Four short paths through the site — pick the one that matches where you are in your riichi journey.

Common questions

Is riichi mahjong hard to learn?

The basic flow is simple: draw a tile, discard a tile, try to assemble four melds and a pair. The deeper part is learning yaku and reading opponents' discards — and that is exactly what this platform helps you train.

How long does a game of riichi mahjong take?

An East-only round (tonpuusen) is about 30-40 minutes; a full East-South round (hanchan) runs 60-90 minutes. The shanten calculator and yaku reference are designed to fit between rounds when you want a quick review.
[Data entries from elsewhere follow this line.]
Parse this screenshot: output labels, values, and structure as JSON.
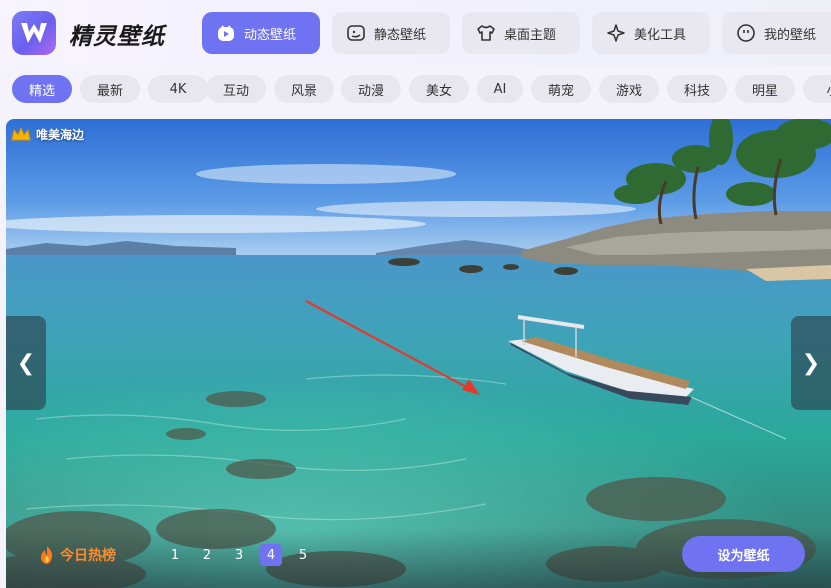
{
  "app": {
    "title": "精灵壁纸",
    "logo_icon": "wallpaper-logo-icon"
  },
  "nav": {
    "tabs": [
      {
        "label": "动态壁纸",
        "icon": "play-icon",
        "active": true
      },
      {
        "label": "静态壁纸",
        "icon": "image-face-icon",
        "active": false
      },
      {
        "label": "桌面主题",
        "icon": "tshirt-icon",
        "active": false
      },
      {
        "label": "美化工具",
        "icon": "sparkle-tool-icon",
        "active": false
      },
      {
        "label": "我的壁纸",
        "icon": "smile-icon",
        "active": false
      }
    ]
  },
  "categories": [
    {
      "label": "精选",
      "active": true
    },
    {
      "label": "最新"
    },
    {
      "label": "4K"
    },
    {
      "label": "互动"
    },
    {
      "label": "风景"
    },
    {
      "label": "动漫"
    },
    {
      "label": "美女"
    },
    {
      "label": "AI"
    },
    {
      "label": "萌宠"
    },
    {
      "label": "游戏"
    },
    {
      "label": "科技"
    },
    {
      "label": "明星"
    },
    {
      "label": "小"
    }
  ],
  "hero": {
    "badge": "唯美海边",
    "badge_icon": "crown-icon",
    "prev_arrow": "❮",
    "next_arrow": "❯",
    "hot_label": "今日热榜",
    "hot_icon": "flame-icon",
    "pages": [
      "1",
      "2",
      "3",
      "4",
      "5"
    ],
    "current_page": "4",
    "set_button": "设为壁纸"
  },
  "colors": {
    "accent": "#6f73f2",
    "hot": "#ff8a2a"
  }
}
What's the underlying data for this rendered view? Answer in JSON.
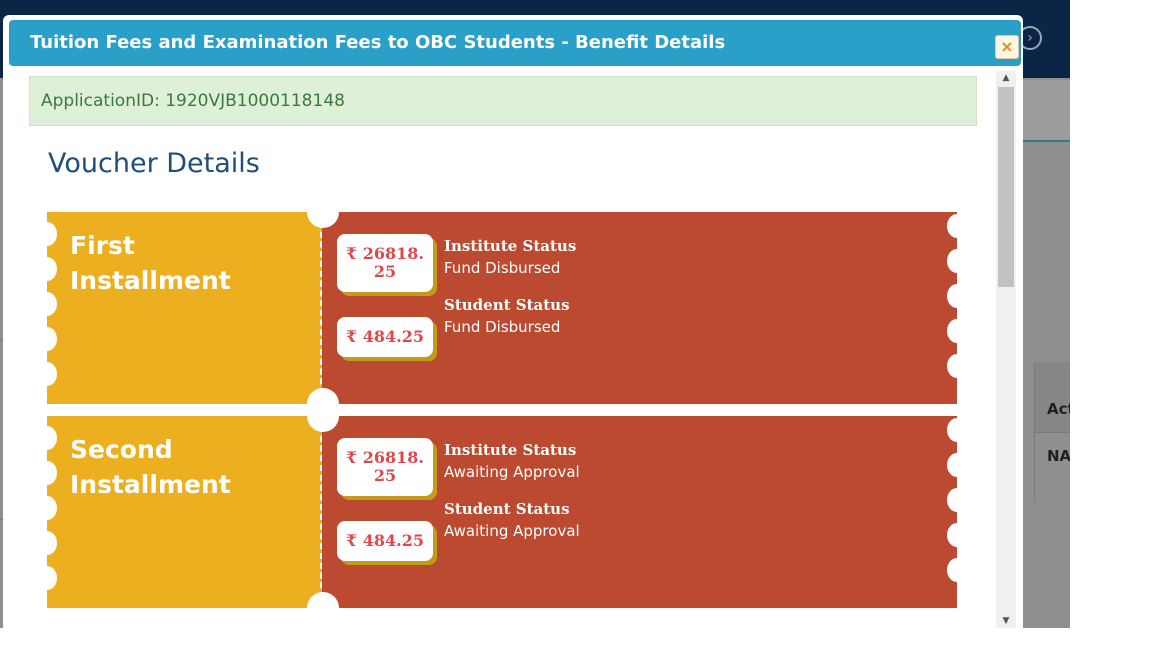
{
  "modal": {
    "title": "Tuition Fees and Examination Fees to OBC Students - Benefit Details",
    "close_label": "×",
    "application_id": "ApplicationID: 1920VJB1000118148",
    "section_title": "Voucher Details"
  },
  "vouchers": [
    {
      "title_line1": "First",
      "title_line2": "Installment",
      "institute_amount": "₹ 26818.25",
      "student_amount": "₹ 484.25",
      "institute_status_label": "Institute Status",
      "institute_status": "Fund Disbursed",
      "student_status_label": "Student Status",
      "student_status": "Fund Disbursed"
    },
    {
      "title_line1": "Second",
      "title_line2": "Installment",
      "institute_amount": "₹ 26818.25",
      "student_amount": "₹ 484.25",
      "institute_status_label": "Institute Status",
      "institute_status": "Awaiting Approval",
      "student_status_label": "Student Status",
      "student_status": "Awaiting Approval"
    }
  ],
  "background": {
    "table_header": "Act",
    "table_cell": "NA"
  },
  "icons": {
    "close": "close-icon",
    "header_nav": "chevron-right-circle-icon"
  },
  "colors": {
    "header": "#2aa0c8",
    "voucher_left": "#ecaf1f",
    "voucher_right": "#bb4a30",
    "amount_text": "#e0464a",
    "id_box": "#dff0d8"
  }
}
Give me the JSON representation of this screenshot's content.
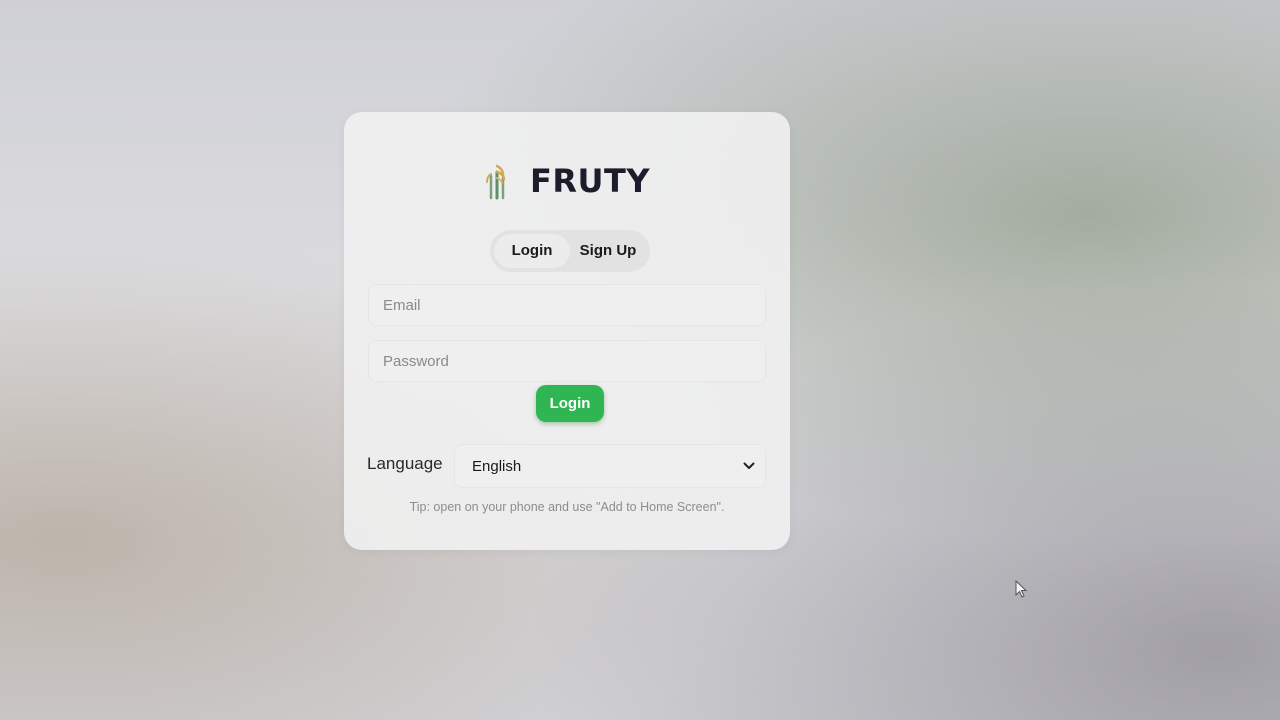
{
  "app": {
    "name": "FRUTY",
    "logo_icon": "wheat-logo-icon"
  },
  "tabs": [
    {
      "label": "Login",
      "active": true
    },
    {
      "label": "Sign Up",
      "active": false
    }
  ],
  "form": {
    "email_placeholder": "Email",
    "password_placeholder": "Password",
    "submit_label": "Login"
  },
  "language": {
    "label": "Language",
    "selected": "English"
  },
  "tip": "Tip: open on your phone and use \"Add to Home Screen\".",
  "colors": {
    "accent": "#2fb552",
    "text": "#1b1d2b"
  }
}
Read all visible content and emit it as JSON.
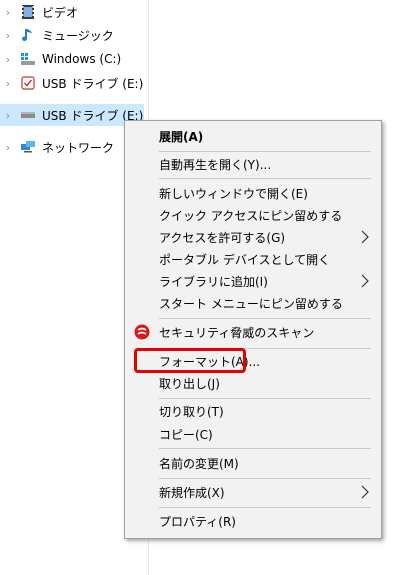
{
  "nav": {
    "items": [
      {
        "label": "ビデオ",
        "icon": "video-folder-icon"
      },
      {
        "label": "ミュージック",
        "icon": "music-folder-icon"
      },
      {
        "label": "Windows (C:)",
        "icon": "windows-drive-icon"
      },
      {
        "label": "USB ドライブ (E:)",
        "icon": "usb-drive-icon"
      },
      {
        "label": "USB ドライブ (E:)",
        "icon": "usb-drive-icon"
      },
      {
        "label": "ネットワーク",
        "icon": "network-icon"
      }
    ]
  },
  "context_menu": {
    "items": [
      {
        "label": "展開(A)"
      },
      {
        "label": "自動再生を開く(Y)..."
      },
      {
        "label": "新しいウィンドウで開く(E)"
      },
      {
        "label": "クイック アクセスにピン留めする"
      },
      {
        "label": "アクセスを許可する(G)"
      },
      {
        "label": "ポータブル デバイスとして開く"
      },
      {
        "label": "ライブラリに追加(I)"
      },
      {
        "label": "スタート メニューにピン留めする"
      },
      {
        "label": "セキュリティ脅威のスキャン"
      },
      {
        "label": "フォーマット(A)..."
      },
      {
        "label": "取り出し(J)"
      },
      {
        "label": "切り取り(T)"
      },
      {
        "label": "コピー(C)"
      },
      {
        "label": "名前の変更(M)"
      },
      {
        "label": "新規作成(X)"
      },
      {
        "label": "プロパティ(R)"
      }
    ]
  },
  "colors": {
    "selection": "#cce8ff",
    "highlight_box": "#e60000",
    "menu_background": "#f2f2f2"
  }
}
Do I need to know all 28 yaku to play?

No. Start with the high-frequency 1-han yaku — riichi, tanyao, yakuhai and pinfu cover the majority of wins. The yaku list groups every pattern by han value so you can drill the basics before tackling yakuman.

How is riichi mahjong different from Chinese mahjong?

Riichi is the Japanese ruleset: fixed scoring patterns (yaku), the riichi declaration, dora bonus tiles, and a clear self-draw / discard-win distinction. Chinese variants (national standard, Sichuan, Cantonese) differ in scoring rules, allowed melds, and whether yaku are required at all. This site focuses on the Japanese rules.